A movie has been made for “Star Wars” fans that finally answers many of the questions they’ve long been asking, having to do with the tensile strength of a franchise that has experienced its share of strain over 40 years, and the ability of artists with new, perhaps iconoclastic visions to bring a faraway galaxy from long ago into a bold new future.
That movie is “Star Wars: Episode VIII” and will be in theaters roughly a year from now.
In the meantime, we have “Rogue One: A Star Wars Story,” Gareth Edwards’ perfectly serviceable, if undistinguished, placeholder. This is a movie that, technically, doesn’t need to exist, apart from abject fan service, the minting of some easy money and mindshare maintenance at a time when attention spans ping from one sci-fi spectacle to the next with brazen promiscuity. So many images in “Rogue One” conjure recent films — from “Mad Max: Fury Road” to “Arrival” — that it’s easy to forget that it was that first “Star Wars” installment, back in 1977, that started it all.

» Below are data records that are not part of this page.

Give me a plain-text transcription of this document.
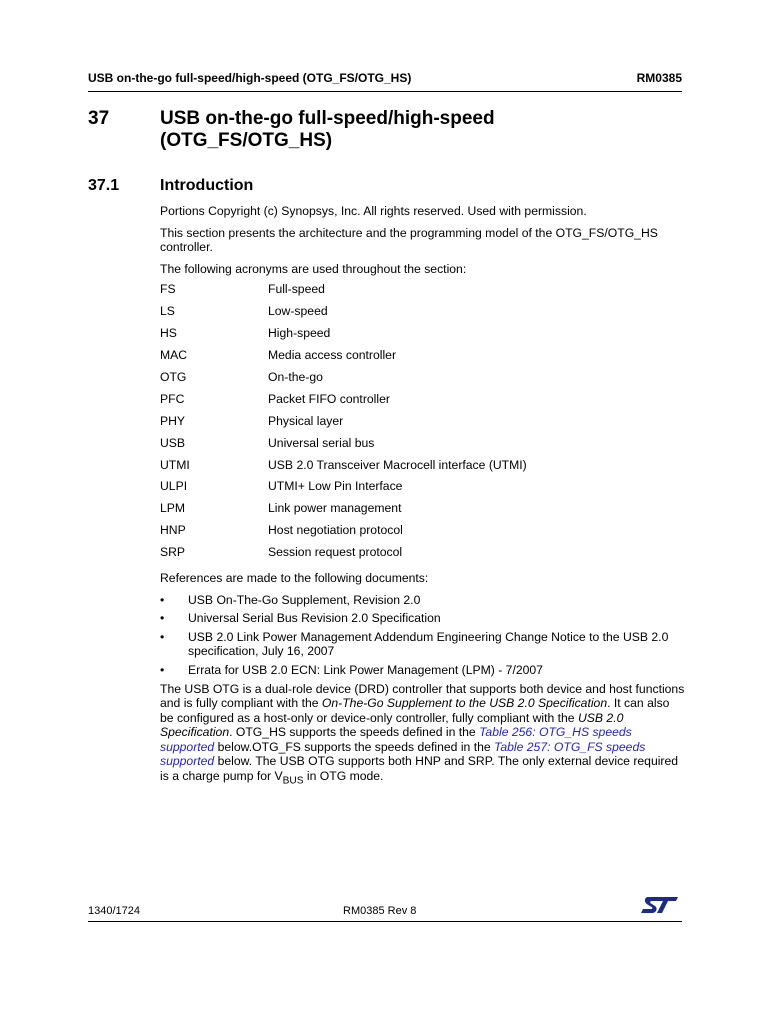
USB on-the-go full-speed/high-speed (OTG_FS/OTG_HS)	RM0385
37	USB on-the-go full-speed/high-speed
(OTG_FS/OTG_HS)
37.1	Introduction

Portions Copyright (c) Synopsys, Inc. All rights reserved. Used with permission.

This section presents the architecture and the programming model of the OTG_FS/OTG_HS controller.

The following acronyms are used throughout the section:

FS	Full-speed
LS	Low-speed
HS	High-speed
MAC	Media access controller
OTG	On-the-go
PFC	Packet FIFO controller
PHY	Physical layer
USB	Universal serial bus
UTMI	USB 2.0 Transceiver Macrocell interface (UTMI)
ULPI	UTMI+ Low Pin Interface
LPM	Link power management
HNP	Host negotiation protocol
SRP	Session request protocol

References are made to the following documents:

• USB On-The-Go Supplement, Revision 2.0
• Universal Serial Bus Revision 2.0 Specification
• USB 2.0 Link Power Management Addendum Engineering Change Notice to the USB 2.0 specification, July 16, 2007
• Errata for USB 2.0 ECN: Link Power Management (LPM) - 7/2007

The USB OTG is a dual-role device (DRD) controller that supports both device and host functions and is fully compliant with the On-The-Go Supplement to the USB 2.0 Specification. It can also be configured as a host-only or device-only controller, fully compliant with the USB 2.0 Specification. OTG_HS supports the speeds defined in the Table 256: OTG_HS speeds supported below.OTG_FS supports the speeds defined in the Table 257: OTG_FS speeds supported below. The USB OTG supports both HNP and SRP. The only external device required is a charge pump for $V_{BUS}$ in OTG mode.

1340/1724	RM0385 Rev 8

To its credit, and like last year’s “The Force Awakens,” “Rogue One” pays homage to the imaginative and physical world that George Lucas and his collaborators built four decades ago. Hewed from the same “used future” aesthetic Lucas so cleverly perfected, the movie has a scruffy, tarnished patina, staging that harks back to wartime classics from the World War II and Vietnam eras, and video-game-like visual flourishes. It fits neatly with the “Star Wars” mythos, especially during its rousing third act and immensely satisfying final moment.